# Solved: Remote Connection permissions



## Zack Barresse (Jul 25, 2004)

I am relatively new to Windows Server. We have a Windows SBS 2003 on a single forest AD. I'm trying to alter a users permissions so they can log onto a machine with the terminal services command (remote desktop connection). The user is not an administrator, but a power user; I want this user to be able to login remotely. The problem is I don't know enough about it and the texts I have don't seem to cover what I'm looking for. What settings can I look at to be able to do this?

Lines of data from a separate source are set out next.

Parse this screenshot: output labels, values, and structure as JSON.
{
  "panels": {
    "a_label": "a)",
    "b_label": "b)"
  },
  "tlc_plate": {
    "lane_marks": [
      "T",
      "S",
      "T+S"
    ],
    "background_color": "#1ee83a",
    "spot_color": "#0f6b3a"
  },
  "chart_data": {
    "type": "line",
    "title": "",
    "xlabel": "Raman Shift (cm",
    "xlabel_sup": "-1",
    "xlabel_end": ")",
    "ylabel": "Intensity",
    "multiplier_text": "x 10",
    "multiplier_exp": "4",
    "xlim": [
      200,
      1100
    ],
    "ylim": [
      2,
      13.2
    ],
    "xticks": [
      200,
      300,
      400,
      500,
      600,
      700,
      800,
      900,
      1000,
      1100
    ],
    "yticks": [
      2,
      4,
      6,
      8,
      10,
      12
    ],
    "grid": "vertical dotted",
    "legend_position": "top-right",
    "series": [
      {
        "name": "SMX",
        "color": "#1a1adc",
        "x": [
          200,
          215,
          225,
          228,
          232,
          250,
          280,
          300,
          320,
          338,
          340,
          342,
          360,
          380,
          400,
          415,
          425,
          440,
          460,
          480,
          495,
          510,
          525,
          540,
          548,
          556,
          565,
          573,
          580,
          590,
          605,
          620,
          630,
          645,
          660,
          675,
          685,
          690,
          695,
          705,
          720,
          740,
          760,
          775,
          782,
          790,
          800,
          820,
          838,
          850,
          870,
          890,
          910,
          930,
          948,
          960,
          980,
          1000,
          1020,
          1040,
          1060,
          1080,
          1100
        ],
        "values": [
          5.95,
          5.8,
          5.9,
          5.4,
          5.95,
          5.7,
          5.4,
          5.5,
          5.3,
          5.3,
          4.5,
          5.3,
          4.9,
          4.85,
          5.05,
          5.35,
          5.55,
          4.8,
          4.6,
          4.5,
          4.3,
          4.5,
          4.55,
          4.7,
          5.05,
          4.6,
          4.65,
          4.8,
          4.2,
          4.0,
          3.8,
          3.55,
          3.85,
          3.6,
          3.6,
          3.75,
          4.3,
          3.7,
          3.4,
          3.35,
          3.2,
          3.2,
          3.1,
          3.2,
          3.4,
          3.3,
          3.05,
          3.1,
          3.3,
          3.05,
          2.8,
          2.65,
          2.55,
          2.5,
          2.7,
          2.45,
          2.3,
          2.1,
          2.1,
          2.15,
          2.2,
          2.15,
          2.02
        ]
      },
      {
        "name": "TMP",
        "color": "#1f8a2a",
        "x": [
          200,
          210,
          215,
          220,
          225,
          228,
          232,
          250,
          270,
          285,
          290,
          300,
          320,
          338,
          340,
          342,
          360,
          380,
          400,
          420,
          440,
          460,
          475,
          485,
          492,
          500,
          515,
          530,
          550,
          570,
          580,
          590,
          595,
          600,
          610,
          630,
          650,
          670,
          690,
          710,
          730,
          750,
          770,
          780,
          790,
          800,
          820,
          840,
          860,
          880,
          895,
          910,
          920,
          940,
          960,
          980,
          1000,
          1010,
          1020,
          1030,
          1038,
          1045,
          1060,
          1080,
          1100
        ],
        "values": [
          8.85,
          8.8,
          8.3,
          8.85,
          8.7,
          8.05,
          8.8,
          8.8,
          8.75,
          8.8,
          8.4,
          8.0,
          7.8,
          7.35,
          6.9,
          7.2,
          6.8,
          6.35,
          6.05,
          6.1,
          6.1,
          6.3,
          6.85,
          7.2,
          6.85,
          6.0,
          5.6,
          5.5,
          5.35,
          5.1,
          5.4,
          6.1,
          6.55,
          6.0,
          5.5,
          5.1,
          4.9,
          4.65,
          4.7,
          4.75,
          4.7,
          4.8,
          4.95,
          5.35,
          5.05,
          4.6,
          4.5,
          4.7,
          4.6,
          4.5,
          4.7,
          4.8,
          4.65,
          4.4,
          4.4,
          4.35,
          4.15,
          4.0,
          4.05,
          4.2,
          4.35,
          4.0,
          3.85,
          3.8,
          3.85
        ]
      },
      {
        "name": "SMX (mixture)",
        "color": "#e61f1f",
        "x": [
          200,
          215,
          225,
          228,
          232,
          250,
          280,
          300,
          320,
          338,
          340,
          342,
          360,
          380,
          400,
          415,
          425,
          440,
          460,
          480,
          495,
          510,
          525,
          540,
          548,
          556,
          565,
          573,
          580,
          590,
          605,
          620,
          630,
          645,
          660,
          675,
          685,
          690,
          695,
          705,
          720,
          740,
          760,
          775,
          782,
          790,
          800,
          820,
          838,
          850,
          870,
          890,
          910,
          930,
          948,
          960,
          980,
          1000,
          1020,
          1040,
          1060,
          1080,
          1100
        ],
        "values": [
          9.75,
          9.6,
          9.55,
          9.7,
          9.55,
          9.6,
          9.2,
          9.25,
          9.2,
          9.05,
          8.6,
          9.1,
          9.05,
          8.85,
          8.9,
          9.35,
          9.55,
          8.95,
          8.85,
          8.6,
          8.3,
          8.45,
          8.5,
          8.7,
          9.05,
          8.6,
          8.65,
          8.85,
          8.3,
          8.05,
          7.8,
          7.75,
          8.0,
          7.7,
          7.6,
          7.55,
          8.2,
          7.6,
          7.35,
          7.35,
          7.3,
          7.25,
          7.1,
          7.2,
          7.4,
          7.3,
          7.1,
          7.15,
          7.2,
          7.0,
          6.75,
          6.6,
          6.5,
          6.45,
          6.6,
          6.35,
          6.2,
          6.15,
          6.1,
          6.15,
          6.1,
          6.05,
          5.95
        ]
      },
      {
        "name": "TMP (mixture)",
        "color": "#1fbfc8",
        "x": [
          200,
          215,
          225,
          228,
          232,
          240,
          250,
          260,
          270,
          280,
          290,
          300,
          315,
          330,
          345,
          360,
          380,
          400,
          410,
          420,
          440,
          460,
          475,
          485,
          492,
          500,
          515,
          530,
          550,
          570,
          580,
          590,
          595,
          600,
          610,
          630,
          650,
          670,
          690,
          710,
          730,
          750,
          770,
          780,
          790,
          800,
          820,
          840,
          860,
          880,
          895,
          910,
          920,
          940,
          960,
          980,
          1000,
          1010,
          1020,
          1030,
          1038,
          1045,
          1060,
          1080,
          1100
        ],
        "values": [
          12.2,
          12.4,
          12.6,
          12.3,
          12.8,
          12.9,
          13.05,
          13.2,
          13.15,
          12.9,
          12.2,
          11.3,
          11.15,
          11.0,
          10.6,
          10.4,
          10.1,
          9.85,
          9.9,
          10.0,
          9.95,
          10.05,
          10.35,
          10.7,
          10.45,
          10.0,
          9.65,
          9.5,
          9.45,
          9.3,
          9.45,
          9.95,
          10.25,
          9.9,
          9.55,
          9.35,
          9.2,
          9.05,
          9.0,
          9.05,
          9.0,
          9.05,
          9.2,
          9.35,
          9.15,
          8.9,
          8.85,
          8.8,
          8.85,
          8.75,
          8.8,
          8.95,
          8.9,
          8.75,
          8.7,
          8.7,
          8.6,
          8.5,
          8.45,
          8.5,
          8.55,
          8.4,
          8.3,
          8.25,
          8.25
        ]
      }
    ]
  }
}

And I know I'm a noob at this. Learning as I'm going. Please try to bear with my retardedness.


----------



## loserOlimbs (Jun 19, 2004)

You need to give the PCs RDP access from power users. GP should control both what groups have rdp access, as well as what machines can accept connections from different groups.


----------



## Zack Barresse (Jul 25, 2004)

Can you explain that differently? I thought I did give the user access, but may not be doing it right. I added them as a member of 'Remote Desktop Users', is that what you're talking about? It didn't work, however. This has to be something simple, and I'm sure I've probably looked over it a dozen times.


----------



## maneshgohil (Aug 31, 2010)

Hi

Try this website which I found for your info.

http://searchwinit.techtarget.com/tip/0,289483,sid1_gci872740,00.html

hope it helps.

Thanks

Manesh Gohil


----------



## Zack Barresse (Jul 25, 2004)

Yes, of course. Good gosh, I was looking everywhere _but_ where I should. That was what I was missing. I knew it was a dumb mistake. Thank you very much, Manesh.


----------



## maneshgohil (Aug 31, 2010)

No problem


----------



## Trumpet_player (Sep 12, 2010)

I'm hoping that someone could summarize what that link explains since I can only read the first section of it and I don't want to become a member on that forum. (They require too much info)

Thanks!



maneshgohil said:


> Hi
> 
> Try this website which I found for your info.
> 
> ...


----------



## Squashman (Apr 4, 2003)

Scroll down a bit. You will see the remaining portion of the paragraph at the bottom of the webpage.


----------